2. Why is it hard to carry on a qualitative hazard appraisal for an IT substructure? It is hard to carry on a qualitative hazard appraisal for an IT substructure because it determines the degree of hazard based on the chance and impact of the hazard. You determine these values by garnering the sentiments of experts.
3. What was your principle in delegating “1″ hazard impact/risk factor value of “Critical” for an identified hazard. menace or exposure? The “1″ hazard. menace. or exposure impacts conformity and places the company in place of increased liability but is non every bit critical as “2″ or ‘3. “
4. When you assembled all of the “1″ and “2″ and “3″ hazard impact/risk factor values to the identified hazards. menaces. and exposures. how did you prioritise the “1″ . “2″ . and “3″ hazard elements? What would you state to the executive direction in respects to your concluding recommended prioritization? a ) Critical – a hazard. menace. or exposure that impacts conformity and i. topographic points the organisation in a place of increased liability. B ) Major – a hazard. menace. or exposure that impacts the C-I-A of an organization’s rational belongings assets and IT substructure. degree Celsius ) Minor – a hazard. menace. or exposure that can impact user or employee productiveness or handiness of the IT substructure. This prioritization is what is best because you want to cognize the highest degree of exposure to the lowest.

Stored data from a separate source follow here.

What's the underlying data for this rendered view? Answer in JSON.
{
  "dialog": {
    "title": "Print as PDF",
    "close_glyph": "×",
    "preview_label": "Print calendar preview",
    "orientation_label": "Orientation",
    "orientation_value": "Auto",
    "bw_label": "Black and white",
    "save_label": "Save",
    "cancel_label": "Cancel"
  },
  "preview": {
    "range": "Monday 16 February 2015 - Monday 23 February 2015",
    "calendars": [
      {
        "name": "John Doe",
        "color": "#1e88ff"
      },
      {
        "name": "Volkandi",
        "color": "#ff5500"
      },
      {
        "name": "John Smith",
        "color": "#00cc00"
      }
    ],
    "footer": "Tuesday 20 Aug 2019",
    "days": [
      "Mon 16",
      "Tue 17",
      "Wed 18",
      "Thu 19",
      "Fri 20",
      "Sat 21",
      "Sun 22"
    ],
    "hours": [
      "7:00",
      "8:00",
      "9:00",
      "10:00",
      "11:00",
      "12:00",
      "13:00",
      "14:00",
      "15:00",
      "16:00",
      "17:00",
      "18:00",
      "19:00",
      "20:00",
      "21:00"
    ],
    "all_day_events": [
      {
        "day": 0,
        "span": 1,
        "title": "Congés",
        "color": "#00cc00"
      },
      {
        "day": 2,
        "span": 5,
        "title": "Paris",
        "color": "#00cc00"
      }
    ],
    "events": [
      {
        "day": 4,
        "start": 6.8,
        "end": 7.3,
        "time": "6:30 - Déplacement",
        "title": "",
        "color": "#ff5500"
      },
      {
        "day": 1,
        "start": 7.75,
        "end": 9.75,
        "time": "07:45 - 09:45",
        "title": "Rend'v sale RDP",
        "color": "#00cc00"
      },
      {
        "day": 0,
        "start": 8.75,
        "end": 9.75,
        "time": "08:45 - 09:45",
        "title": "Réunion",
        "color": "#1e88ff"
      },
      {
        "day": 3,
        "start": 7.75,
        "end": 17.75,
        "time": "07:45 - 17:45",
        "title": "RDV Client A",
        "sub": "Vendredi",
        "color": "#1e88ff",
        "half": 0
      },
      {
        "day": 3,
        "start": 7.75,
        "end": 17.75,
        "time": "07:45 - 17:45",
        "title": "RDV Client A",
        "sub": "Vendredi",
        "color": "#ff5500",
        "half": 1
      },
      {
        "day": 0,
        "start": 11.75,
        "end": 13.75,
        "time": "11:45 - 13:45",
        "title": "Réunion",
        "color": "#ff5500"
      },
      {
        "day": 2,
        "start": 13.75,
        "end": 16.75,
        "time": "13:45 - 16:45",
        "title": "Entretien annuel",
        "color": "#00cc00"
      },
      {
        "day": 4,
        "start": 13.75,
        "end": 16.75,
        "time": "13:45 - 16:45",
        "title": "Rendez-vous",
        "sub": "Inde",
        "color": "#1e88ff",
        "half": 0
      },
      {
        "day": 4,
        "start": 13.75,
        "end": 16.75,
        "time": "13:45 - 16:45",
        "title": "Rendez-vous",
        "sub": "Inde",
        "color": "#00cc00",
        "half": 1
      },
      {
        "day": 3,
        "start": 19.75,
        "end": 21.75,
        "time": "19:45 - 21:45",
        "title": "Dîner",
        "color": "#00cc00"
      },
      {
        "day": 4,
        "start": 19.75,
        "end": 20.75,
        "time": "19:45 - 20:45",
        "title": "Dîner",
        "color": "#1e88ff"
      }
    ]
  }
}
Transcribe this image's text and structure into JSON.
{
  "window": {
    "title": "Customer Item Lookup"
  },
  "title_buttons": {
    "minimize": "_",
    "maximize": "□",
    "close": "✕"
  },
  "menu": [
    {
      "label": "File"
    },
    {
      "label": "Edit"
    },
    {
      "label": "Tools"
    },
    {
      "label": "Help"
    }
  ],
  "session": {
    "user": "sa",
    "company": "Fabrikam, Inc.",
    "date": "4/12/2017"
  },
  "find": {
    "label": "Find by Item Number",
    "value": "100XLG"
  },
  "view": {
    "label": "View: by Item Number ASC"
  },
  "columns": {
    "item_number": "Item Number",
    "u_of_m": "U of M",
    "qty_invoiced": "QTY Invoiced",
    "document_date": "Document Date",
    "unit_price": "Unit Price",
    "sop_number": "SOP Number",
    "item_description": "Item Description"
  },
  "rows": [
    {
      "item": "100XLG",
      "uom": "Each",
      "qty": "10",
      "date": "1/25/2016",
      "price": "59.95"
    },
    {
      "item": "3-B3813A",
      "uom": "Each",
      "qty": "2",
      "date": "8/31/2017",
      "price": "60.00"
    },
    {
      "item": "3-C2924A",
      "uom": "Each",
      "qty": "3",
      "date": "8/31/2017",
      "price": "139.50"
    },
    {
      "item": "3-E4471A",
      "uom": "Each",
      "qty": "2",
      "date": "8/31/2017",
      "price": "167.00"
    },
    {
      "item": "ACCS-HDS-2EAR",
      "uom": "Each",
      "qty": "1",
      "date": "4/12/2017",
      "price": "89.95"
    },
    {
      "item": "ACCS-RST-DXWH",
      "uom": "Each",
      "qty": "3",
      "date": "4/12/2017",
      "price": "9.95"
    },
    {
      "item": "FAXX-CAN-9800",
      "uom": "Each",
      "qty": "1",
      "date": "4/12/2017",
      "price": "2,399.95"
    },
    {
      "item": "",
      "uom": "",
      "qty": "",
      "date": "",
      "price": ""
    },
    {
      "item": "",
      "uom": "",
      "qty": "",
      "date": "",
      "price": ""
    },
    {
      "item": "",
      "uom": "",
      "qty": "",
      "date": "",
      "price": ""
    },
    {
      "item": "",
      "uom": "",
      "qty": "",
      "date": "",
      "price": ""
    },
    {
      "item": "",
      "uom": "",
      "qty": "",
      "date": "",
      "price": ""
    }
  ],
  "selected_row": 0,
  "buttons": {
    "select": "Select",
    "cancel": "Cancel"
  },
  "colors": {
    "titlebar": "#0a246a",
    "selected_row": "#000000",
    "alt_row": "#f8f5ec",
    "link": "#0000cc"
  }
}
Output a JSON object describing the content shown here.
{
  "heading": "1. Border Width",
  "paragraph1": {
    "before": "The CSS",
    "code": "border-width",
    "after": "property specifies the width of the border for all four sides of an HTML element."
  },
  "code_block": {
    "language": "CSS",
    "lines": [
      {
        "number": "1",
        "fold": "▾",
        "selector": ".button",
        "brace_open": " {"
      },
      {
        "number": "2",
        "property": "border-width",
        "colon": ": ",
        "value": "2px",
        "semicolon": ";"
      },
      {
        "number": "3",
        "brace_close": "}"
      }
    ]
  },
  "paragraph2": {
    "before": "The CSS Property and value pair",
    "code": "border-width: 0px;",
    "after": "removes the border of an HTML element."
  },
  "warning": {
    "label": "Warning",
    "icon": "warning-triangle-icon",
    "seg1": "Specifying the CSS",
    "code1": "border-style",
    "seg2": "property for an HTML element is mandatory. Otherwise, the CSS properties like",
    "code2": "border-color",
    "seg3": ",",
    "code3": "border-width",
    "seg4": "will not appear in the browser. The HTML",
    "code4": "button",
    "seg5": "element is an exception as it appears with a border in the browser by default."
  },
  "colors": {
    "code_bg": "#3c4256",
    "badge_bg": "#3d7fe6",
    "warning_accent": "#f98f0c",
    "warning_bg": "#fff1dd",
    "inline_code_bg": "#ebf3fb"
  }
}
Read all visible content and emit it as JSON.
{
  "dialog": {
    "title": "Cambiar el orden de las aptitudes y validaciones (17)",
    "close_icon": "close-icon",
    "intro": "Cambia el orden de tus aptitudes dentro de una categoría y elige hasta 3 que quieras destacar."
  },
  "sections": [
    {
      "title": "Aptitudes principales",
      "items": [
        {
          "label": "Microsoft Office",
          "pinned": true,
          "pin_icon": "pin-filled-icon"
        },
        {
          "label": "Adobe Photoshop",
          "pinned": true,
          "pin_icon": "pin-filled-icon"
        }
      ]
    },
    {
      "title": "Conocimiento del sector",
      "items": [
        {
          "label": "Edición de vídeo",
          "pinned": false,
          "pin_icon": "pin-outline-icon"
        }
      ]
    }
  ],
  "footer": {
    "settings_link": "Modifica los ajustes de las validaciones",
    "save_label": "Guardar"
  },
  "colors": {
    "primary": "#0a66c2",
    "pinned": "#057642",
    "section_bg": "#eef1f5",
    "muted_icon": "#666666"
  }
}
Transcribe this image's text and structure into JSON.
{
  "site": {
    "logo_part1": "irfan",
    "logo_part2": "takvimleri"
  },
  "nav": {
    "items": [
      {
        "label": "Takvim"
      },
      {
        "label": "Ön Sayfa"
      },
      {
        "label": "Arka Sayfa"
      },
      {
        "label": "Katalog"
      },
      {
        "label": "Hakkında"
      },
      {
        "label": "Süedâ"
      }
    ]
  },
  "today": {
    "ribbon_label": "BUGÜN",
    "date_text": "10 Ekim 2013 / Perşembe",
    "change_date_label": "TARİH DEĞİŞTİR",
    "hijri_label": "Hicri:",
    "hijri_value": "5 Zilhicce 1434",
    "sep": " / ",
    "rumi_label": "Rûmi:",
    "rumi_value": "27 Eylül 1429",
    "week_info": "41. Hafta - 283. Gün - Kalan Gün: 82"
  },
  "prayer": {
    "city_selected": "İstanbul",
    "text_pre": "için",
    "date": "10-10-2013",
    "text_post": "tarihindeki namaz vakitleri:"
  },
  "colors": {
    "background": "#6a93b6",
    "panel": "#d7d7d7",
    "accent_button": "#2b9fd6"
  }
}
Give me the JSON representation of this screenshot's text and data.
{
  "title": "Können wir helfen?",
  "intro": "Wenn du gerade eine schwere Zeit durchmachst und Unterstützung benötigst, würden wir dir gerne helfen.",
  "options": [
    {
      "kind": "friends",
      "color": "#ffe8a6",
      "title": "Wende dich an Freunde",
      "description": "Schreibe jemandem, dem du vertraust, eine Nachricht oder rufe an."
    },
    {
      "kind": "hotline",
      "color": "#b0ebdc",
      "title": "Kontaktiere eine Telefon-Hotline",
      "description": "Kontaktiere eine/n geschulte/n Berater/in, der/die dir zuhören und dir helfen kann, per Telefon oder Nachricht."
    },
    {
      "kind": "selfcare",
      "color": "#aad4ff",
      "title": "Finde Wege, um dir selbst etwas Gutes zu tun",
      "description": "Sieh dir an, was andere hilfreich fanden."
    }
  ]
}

5. Identify a hazard extenuation solution for each of the undermentioned hazard factors: a ) User downloads and chinks on an unknown e-mail fond regard. – Restrict user entree and set it up so the user has to acquire mandate for downloads B ) Workstation OS has a known package exposure. – Patch or update package. degree Celsius ) Need to forestall listen ining on WLAN due to client privateness informations entree. – Increase WLAN security utilizing WPA2 and AES encoding. vitamin D ) Weak ingress/egress traffic filtrating degrades public presentation. – Strengthen firewall filtering. vitamin E ) Dos/Ddos onslaught from the WAN/Internet. – Strengthen firewall security ; put in IPS and IDS systems to the substructure. degree Fahrenheit ) Remote entree from place office. – Make certain the VPN is in topographic point and secure. g ) Production waiter corrupts database. – Remove waiter. reconstruct database from last non-corrupt backup. and take corruptness from system.